Another option is to make the patchset into a nop by only providing
the helpers without _raw/_once variants, again fully generated with
coccinelle. Again should make it easier to shuffle changes in the next
cycle.

I can prep this today if it sounds like a plan, but I'm not going to
strongly argue one way or the other.
Re: [PATCH v4 00/12] hide ->i_state behind accessors
Posted by Mateusz Guzik 1 week, 5 days ago
On Fri, Sep 19, 2025 at 3:39 PM Mateusz Guzik <mjguzik@gmail.com> wrote:
>
> On Fri, Sep 19, 2025 at 3:09 PM Mateusz Guzik <mjguzik@gmail.com> wrote:
> >
> > On Fri, Sep 19, 2025 at 2:19 PM Christian Brauner <brauner@kernel.org> wrote:
> > >
> > > On Tue, Sep 16, 2025 at 03:58:48PM +0200, Mateusz Guzik wrote:
> > > > This is generated against:
> > > > https://git.kernel.org/pub/scm/linux/kernel/git/vfs/vfs.git/commit/?h=vfs-6.18.inode.refcount.preliminaries
> > >
> > > Given how late in the cycle it is I'm going to push this into the v6.19
> > > merge window. You don't need to resend. We might get by with applying
> > > and rebasing given that it's fairly mechanincal overall. Objections
> > > Mateusz?
> >
> > First a nit: if the prelim branch is going in, you may want to adjust
> > the dump_inode commit to use icount_read instead of
> > atomic_read(&inode->i_count));
> >
> > Getting this in *now* is indeed not worth it, so I support the idea.
>
> Now that I wrote this I gave it a little bit of thought.
>
> Note almost all of the churn was generated by coccinelle. Few spots
> got adjusted by hand.
>
> Regressions are possible in 3 ways:
> - wrong routine usage (_raw/_once vs plain) leading to lockdep splats
> - incorrect manual adjustment between _raw/_once and plain variants,
> again leading to lockdep splats
> - incorrect manually added usage (e.g., some of the _set stuff and the
> xfs changes were done that way)
>
> The first two become instant non-problems if lockdep gets elided for
> the merge right now.
>
> The last one may be a real concern, to which I have a
> counter-proposal: extended coccinelle to also cover that, leading to
> *no* manual intervention.
>
> Something like that should be perfectly safe to merge, hopefully
> avoiding some churn headache in the next cycle.

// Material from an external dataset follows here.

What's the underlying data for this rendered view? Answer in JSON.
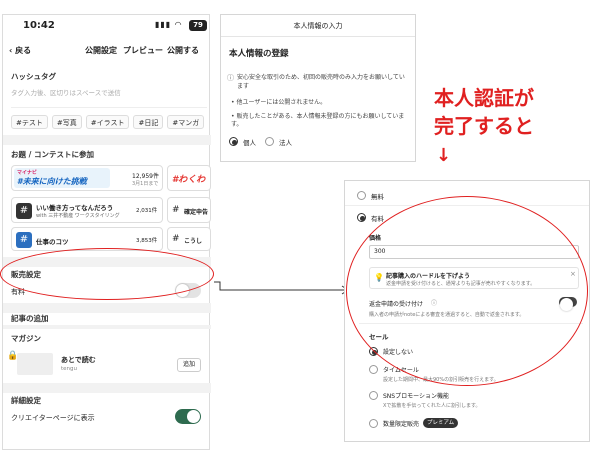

Worst case the
> _raw/_once usage would be "wrong" and only come out after lockdep is
> restored.
>
> Another option is to make the patchset into a nop by only providing
> the helpers without _raw/_once variants, again fully generated with
> coccinelle. Again should make it easier to shuffle changes in the next
> cycle.
>
> I can prep this today if it sounds like a plan, but I'm not going to
> strongly argue one way or the other.

So I posted v5 with the no _raw/_once variants approach.

It is more manual conversion than I thought, but it is all pretty
straightforward and contained to a dedicated diff.

If you still want to postpone this work that's fine with me.